江畫在這邊聽得咬牙切齒,但是人在屋簷下,不得不低頭,江畫忍了忍對顧一銘說,“好,我這就去等著你。”
江畫放下電話,就氣的跺腳,這個顧一銘真的是得寸進尺,給他點好臉色還蹬鼻子上臉了,江畫憤憤的罵著顧一銘。
公司裡正在洋洋得意的顧一銘打了個噴嚏,自己也沒有感冒啊,怎麽會打噴嚏,顧一銘疑惑。
答應了顧一銘去酒店裡等著他,江畫也不在這裡生悶氣了,把自己好好收拾一下抓緊去等著他才是正事,要是去晚了叫他幫自己就是癡人說夢了。
江畫說乾就乾,從沙發上站了起來,回到臥室裡換衣服,提著自己的包氣勢洶洶的出了門。
江畫在路上打車打了半天,來了車都坐了人,江畫氣的在路旁跺腳,今天連車都和她做對。江畫一邊朝著酒店的方向走著,一邊時不時的回頭看有沒有車。不知不覺的,江畫都跑到了酒店。

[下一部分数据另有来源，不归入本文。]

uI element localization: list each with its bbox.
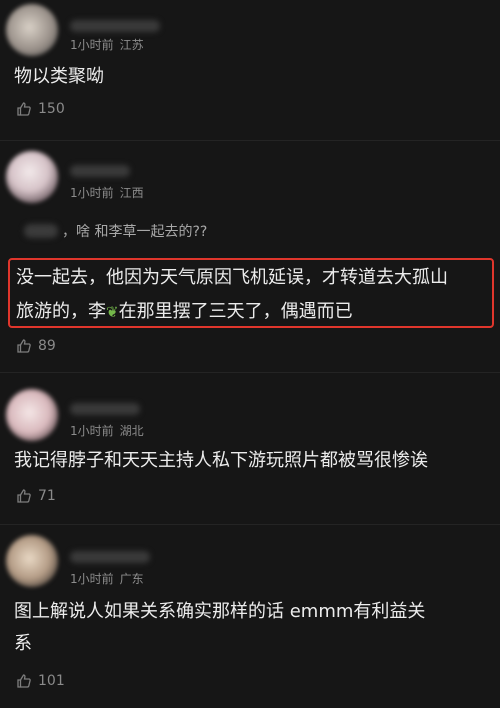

到了酒店,江畫把腳上的高跟鞋一蹬,跑了這麽多路,她感覺自己的腳都要起泡了。江畫伸出手揉著自己的腳,一邊嘟囔著為什麽顧一銘這麽慢,還沒有到。
江畫又等了一會兒,都快躺在床上睡著了。門鈴叮咚叮咚的響了,驚醒了半睡半醒的江畫。江畫跑去開了門,果然,門口站著的就是面色冰冷的顧一銘。
顧一銘看著江畫站在門口一動不動,冷冷的開口,“怎麽?不叫我進去?”
江畫看到顧一銘突然升起來一股無名火,沒有理顧一銘,閃開身子,走進了屋裡。
顧一銘見江畫見到他非但不殷勤的來道歉,反而對他說的話視而不見,顧一銘的火氣騰的一下就升了起來。
“把我喊過來說要道歉的人,現在對我愛答不理嗎?那我為什麽要幫你?”顧一銘帶著威脅的語氣對江畫說。
江畫也正在氣頭上,這一天她過的要多不順就有多不順,江畫也沒好氣的說,“是我,但是這不是你應該做的嗎?你不要忘了我肚子裡還有你的孩子,如果你見死不救,到時候動了胎氣,這個孩子還能不能留下來,我留不好說了。”
江畫一挑眉,她突然想起來自己肚子裡還有個孩子,她可以用這個孩子威脅一下顧一銘。
顧一銘聽到江畫竟然拿孩子來威脅他,不禁感到可笑,她真的以為自己不知道她的肚子根本沒有孩子嗎?
“你肚子裡真的有孩子嗎?你的那些小把戲別以為我不知道,之前一直沒有揭穿你,沒想到你今天還敢拿孩子來威脅我,肚子裡的孩子到底有沒有你自己最清楚了。”
顧一銘冷笑看著江畫,他倒要看看江畫到底會不會承認。
江畫聽到顧一銘的話,心裡一慌,他怎麽知道的?江畫想要死不承認,但是看著顧一銘一臉篤定的樣子,江畫否認的話全都堵在了嘴裡,說不出來。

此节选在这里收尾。